Reproduced courtesy Victorian Parliamentary Library
News reaches the rest of the world
By 1852 news of the Victorian gold discoveries had reached the rest of the world. In Britain thousands competed for berths to Australia and every available ship, seaworthy or not, was rushed into service. During 1852 alone, 45,000 passengers from Britain arrived in Victoria: 29,000 were unassisted, mostly gold-seekers.
They were soon joined by thousands of immigrants from Europe, America, China and New Zealand, keen to try their luck. Between 1852 and 1861 over 340,000 people arrived, often enduring appalling conditions on overcrowded ships.

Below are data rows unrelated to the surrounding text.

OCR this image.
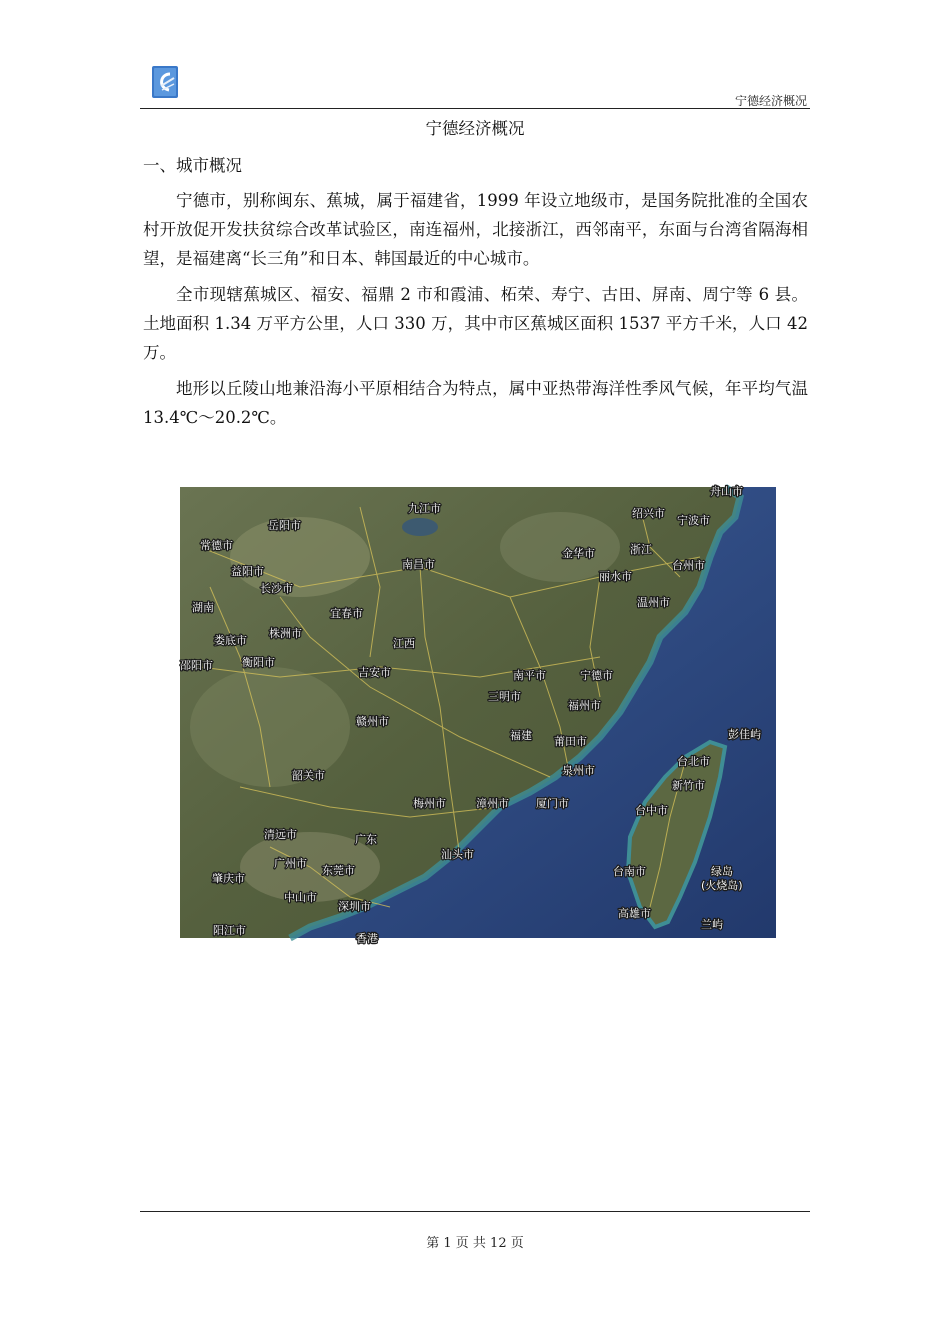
宁德经济概况
宁德经济概况
一、城市概况

宁德市，别称闽东、蕉城，属于福建省，1999 年设立地级市，是国务院批准的全国农村开放促开发扶贫综合改革试验区，南连福州，北接浙江，西邻南平，东面与台湾省隔海相望，是福建离“长三角”和日本、韩国最近的中心城市。

全市现辖蕉城区、福安、福鼎 2 市和霞浦、柘荣、寿宁、古田、屏南、周宁等 6 县。土地面积 1.34 万平方公里，人口 330 万，其中市区蕉城区面积 1537 平方千米，人口 42 万。

地形以丘陵山地兼沿海小平原相结合为特点，属中亚热带海洋性季风气候，年平均气温 13.4℃～20.2℃。

九江市
舟山市
岳阳市
绍兴市
宁波市
常德市
金华市	浙江
益阳市
南昌市
丽水市
台州市
长沙市
湖南	宜春市
温州市
娄底市
株洲市
江西
邵阳市	衡阳市
吉安市	南平市	宁德市
三明市
福州市
赣州市
福建 莆田市
彭佳屿
韶关市	泉州市
台北市
新竹市
梅州市	漳州市 厦门市
台中市
清远市	广东
汕头市
广州市
肇庆市
东莞市	台南市	绿岛
(火烧岛)
中山市
深圳市
高雄市
兰屿
阳江市
香港
第 1 页 共 12 页
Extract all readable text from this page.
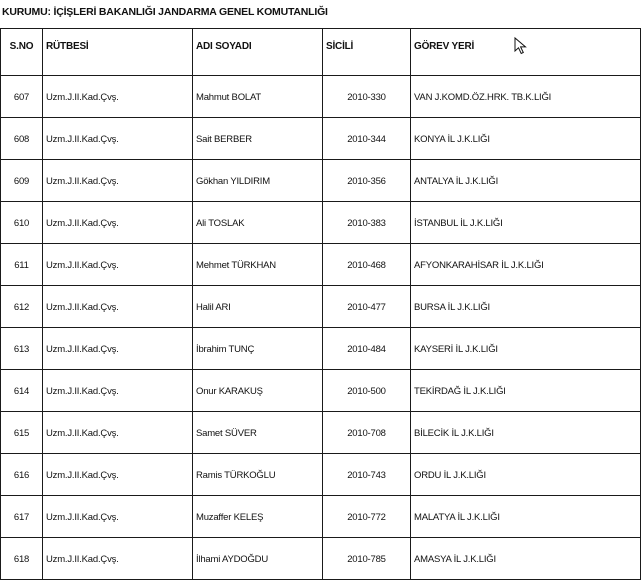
KURUMU: İÇİŞLERİ BAKANLIĞI JANDARMA GENEL KOMUTANLIĞI
S.NO	RÜTBESİ	ADI SOYADI	SİCİLİ	GÖREV YERİ
607	Uzm.J.II.Kad.Çvş.	Mahmut BOLAT	2010-330	VAN J.KOMD.ÖZ.HRK. TB.K.LIĞI
608	Uzm.J.II.Kad.Çvş.	Sait BERBER	2010-344	KONYA İL J.K.LIĞI
609	Uzm.J.II.Kad.Çvş.	Gökhan YILDIRIM	2010-356	ANTALYA İL J.K.LIĞI
610	Uzm.J.II.Kad.Çvş.	Ali TOSLAK	2010-383	İSTANBUL İL J.K.LIĞI
611	Uzm.J.II.Kad.Çvş.	Mehmet TÜRKHAN	2010-468	AFYONKARAHİSAR İL J.K.LIĞI
612	Uzm.J.II.Kad.Çvş.	Halil ARI	2010-477	BURSA İL J.K.LIĞI
613	Uzm.J.II.Kad.Çvş.	İbrahim TUNÇ	2010-484	KAYSERİ İL J.K.LIĞI
614	Uzm.J.II.Kad.Çvş.	Onur KARAKUŞ	2010-500	TEKİRDAĞ İL J.K.LIĞI
615	Uzm.J.II.Kad.Çvş.	Samet SÜVER	2010-708	BİLECİK İL J.K.LIĞI
616	Uzm.J.II.Kad.Çvş.	Ramis TÜRKOĞLU	2010-743	ORDU İL J.K.LIĞI
617	Uzm.J.II.Kad.Çvş.	Muzaffer KELEŞ	2010-772	MALATYA İL J.K.LIĞI
618	Uzm.J.II.Kad.Çvş.	İlhami AYDOĞDU	2010-785	AMASYA İL J.K.LIĞI
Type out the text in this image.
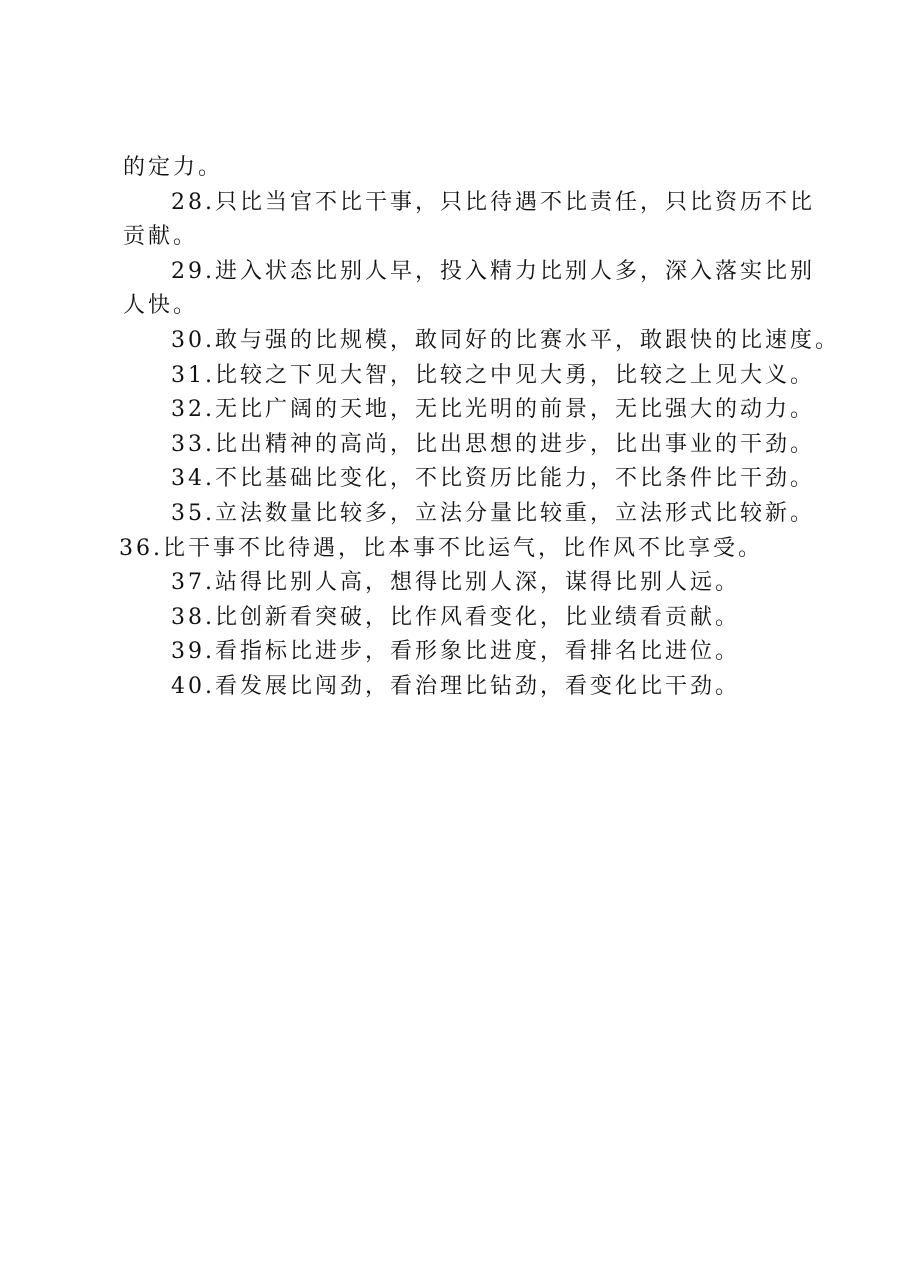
的定力。
28.只比当官不比干事，只比待遇不比责任，只比资历不比
贡献。
29.进入状态比别人早，投入精力比别人多，深入落实比别
人快。
30.敢与强的比规模，敢同好的比赛水平，敢跟快的比速度。
31.比较之下见大智，比较之中见大勇，比较之上见大义。
32.无比广阔的天地，无比光明的前景，无比强大的动力。
33.比出精神的高尚，比出思想的进步，比出事业的干劲。
34.不比基础比变化，不比资历比能力，不比条件比干劲。
35.立法数量比较多，立法分量比较重，立法形式比较新。
36.比干事不比待遇，比本事不比运气，比作风不比享受。
37.站得比别人高，想得比别人深，谋得比别人远。
38.比创新看突破，比作风看变化，比业绩看贡献。
39.看指标比进步，看形象比进度，看排名比进位。
40.看发展比闯劲，看治理比钻劲，看变化比干劲。
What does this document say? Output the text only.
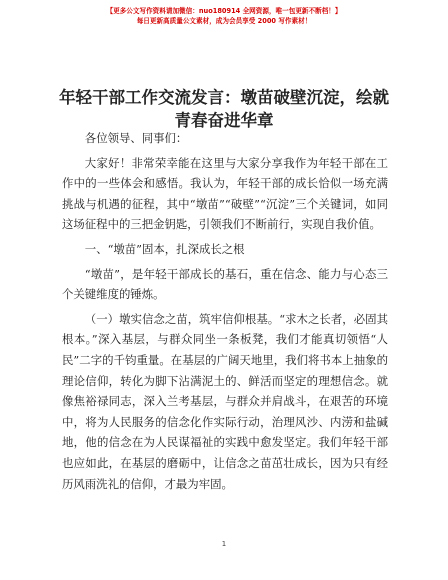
【更多公文写作资料请加微信：nuo180914 全网资源，唯一包更新不断档！】
每日更新高质量公文素材，成为会员享受 2000 写作素材！
年轻干部工作交流发言：墩苗破壁沉淀，绘就
青春奋进华章

各位领导、同事们：

大家好！非常荣幸能在这里与大家分享我作为年轻干部在工作中的一些体会和感悟。我认为，年轻干部的成长恰似一场充满挑战与机遇的征程，其中“墩苗”“破壁”“沉淀”三个关键词，如同这场征程中的三把金钥匙，引领我们不断前行，实现自我价值。

一、“墩苗”固本，扎深成长之根

“墩苗”，是年轻干部成长的基石，重在信念、能力与心态三个关键维度的锤炼。

（一）墩实信念之苗，筑牢信仰根基。“求木之长者，必固其根本。”深入基层，与群众同坐一条板凳，我们才能真切领悟“人民”二字的千钧重量。在基层的广阔天地里，我们将书本上抽象的理论信仰，转化为脚下沾满泥土的、鲜活而坚定的理想信念。就像焦裕禄同志，深入兰考基层，与群众并肩战斗，在艰苦的环境中，将为人民服务的信念化作实际行动，治理风沙、内涝和盐碱地，他的信念在为人民谋福祉的实践中愈发坚定。我们年轻干部也应如此，在基层的磨砺中，让信念之苗茁壮成长，因为只有经历风雨洗礼的信仰，才最为牢固。

1
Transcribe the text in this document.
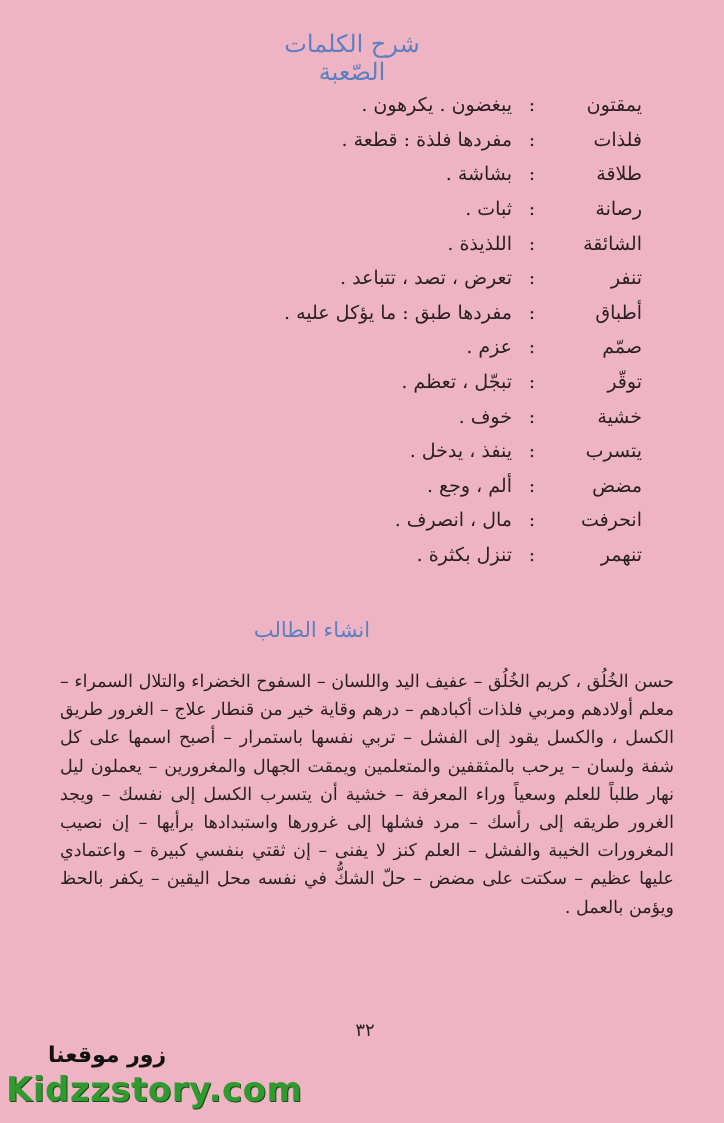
شرح الكلمات الصّعبة
يمقتون
:
يبغضون . يكرهون .
فلذات
:
مفردها فلذة : قطعة .
طلاقة
:
بشاشة .
رصانة
:
ثبات .
الشائقة
:
اللذيذة .
تنفر
:
تعرض ، تصد ، تتباعد .
أطباق
:
مفردها طبق : ما يؤكل عليه .
صمّم
:
عزم .
توقّر
:
تبجّل ، تعظم .
خشية
:
خوف .
يتسرب
:
ينفذ ، يدخل .
مضض
:
ألم ، وجع .
انحرفت
:
مال ، انصرف .
تنهمر
:
تنزل بكثرة .
انشاء الطالب
حسن الخُلُق ، كريم الخُلُق – عفيف اليد واللسان – السفوح الخضراء والتلال السمراء – معلم أولادهم ومربي فلذات أكبادهم – درهم وقاية خير من قنطار علاج – الغرور طريق الكسل ، والكسل يقود إلى الفشل – تربي نفسها باستمرار – أصبح اسمها على كل شفة ولسان – يرحب بالمثقفين والمتعلمين ويمقت الجهال والمغرورين – يعملون ليل نهار طلباً للعلم وسعياً وراء المعرفة – خشية أن يتسرب الكسل إلى نفسك – ويجد الغرور طريقه إلى رأسك – مرد فشلها إلى غرورها واستبدادها برأيها – إن نصيب المغرورات الخيبة والفشل – العلم كنز لا يفنى – إن ثقتي بنفسي كبيرة – واعتمادي عليها عظيم – سكتت على مضض – حلّ الشكُّ في نفسه محل اليقين – يكفر بالحظ ويؤمن بالعمل .
٣٢
زور موقعنا
Kidzzstory.com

Emigrants landing at the Queen’s Wharf, Melbourne, 1850s. Reproduced courtesy National Library of Australia
Race to the Gold Diggings of Australia - a game of chance!
The excitement of the gold rush found expression in many different ways. Eager readers pored over newspaper accounts and there was a ready market for guide books, first-hand accounts from travellers and advice columns.
Theatrical performances were put on and works of art were created: there were even games for children, like the one on display in the exhibition.
Race to the Gold Diggings was made in London 1855. On loan from the National Library of Australia, it is the earliest-known board game that has Australia as its theme.
Players left Plymouth in England, sailing around the Cape of Good Hope in Africa to Port Phillip Bay. They used counters in the shape of sailing ships. The first player to negotiate the perils of the sea voyage and land safely at Port Phillip was the winner and was rewarded with a trip to the goldfields where he or she [of course] found gold. Created at the height of the Australian gold rush, this was just one of many products at the time that left would-be diggers with the impression that finding gold was easy.
The game board features an oval track, divided into 80 sections, representing the sea voyage from Britain to Australia. At the centre of the board is an illustration depicting miners at the goldfields. (Note the miners’ clothing which suggests that they have come from many parts of the world, not just England.)
The pictures in the corners of the board show different aspects of the mining experience – the journey to Australia, success on the diggings and bags of gold!
(ABOVE LEFT) The brightly-coloured game board - a linen-mounted, hand-coloured lithographic sheet.
(ABOVE MIDDLE) The game comes in a painted wooden box with a sliding lid. The illustration on the box lid shows ships Passing the Cape of Good Hope.
(ABOVE RIGHT) On display in the exhibition are two of the original six painted metal ship counters.